Jan 18, 2011: Mark Timmer: Symbolic Reductions of Probabilistic Models using Linear Process Equations

January 18, 2011Symbolic Reductions of Probabilistic Models using Linear Process Equations
Room: Zi 5126Mark Timmer
12:30-13:30

In this presentation I introduce a process algebra that incorporates both probability and data; most notably, it allows parameterised, i.e., state-dependent, probabilistic choice. Clearly, the incorporation of data often results in very large state spaces. Several techniques already exist to battle the state space explosion by reducing the underlying probabilistic model directly. However, this does not solve the problem for models that are too large to generate in the first place. Therefore, the successful analysis of data-driven specifications requires symbolic optimisation techniques, operating at the language level and reducing the state space before generating it.
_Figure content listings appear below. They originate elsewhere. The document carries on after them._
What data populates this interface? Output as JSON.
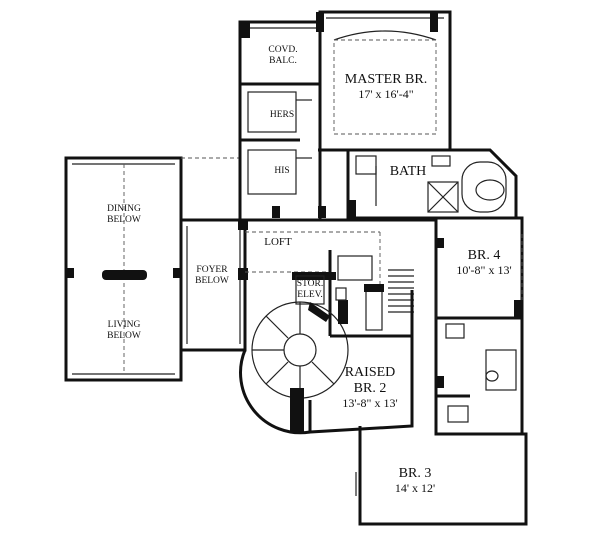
{
  "rooms": {
    "covd_balc": {
      "line1": "COVD.",
      "line2": "BALC."
    },
    "master_br": {
      "name": "MASTER BR.",
      "size": "17' x 16'-4\""
    },
    "hers": "HERS",
    "his": "HIS",
    "bath": "BATH",
    "dining": {
      "line1": "DINING",
      "line2": "BELOW"
    },
    "living": {
      "line1": "LIVING",
      "line2": "BELOW"
    },
    "loft": "LOFT",
    "foyer": {
      "line1": "FOYER",
      "line2": "BELOW"
    },
    "stor": "STOR.",
    "elev": "ELEV.",
    "br4": {
      "name": "BR. 4",
      "size": "10'-8\" x 13'"
    },
    "raised_br2": {
      "line1": "RAISED",
      "line2": "BR. 2",
      "size": "13'-8\" x 13'"
    },
    "br3": {
      "name": "BR. 3",
      "size": "14' x 12'"
    }
  }
}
To enable such techniques, in earlier work we defined a probabilistic generalisation of the existing linear process equation: the LPPE. These equations are a restriction of the full process algebra, similar to the Greibach normal form. We also provided a two-phase algorithm to transform any specification in our algebra to this restricted form. The simplicity of the LPPE makes it easier to reason about many characteristics of the probabilistic specification, such as its control flow or potential commutativity of actions. So far we exploited this by defining two reductions that can be applied directly to the LPPEs: a process-algebraic variant of dead-variable reduction, and a novel probabilistic approach to confluence reduction using commuting unobservable transitions. A prototype implementation has shown that these can indeed significantly shrink the state space of actual specifications.
The process-algebraic format itself was already presented at a lunchmeeting in 2010, and the process-algebraic variant of dead-variable reduction at a lunchmeeting 2009. This time, I will briefly recall these results and mainly focus on the latest addition: confluence reduction.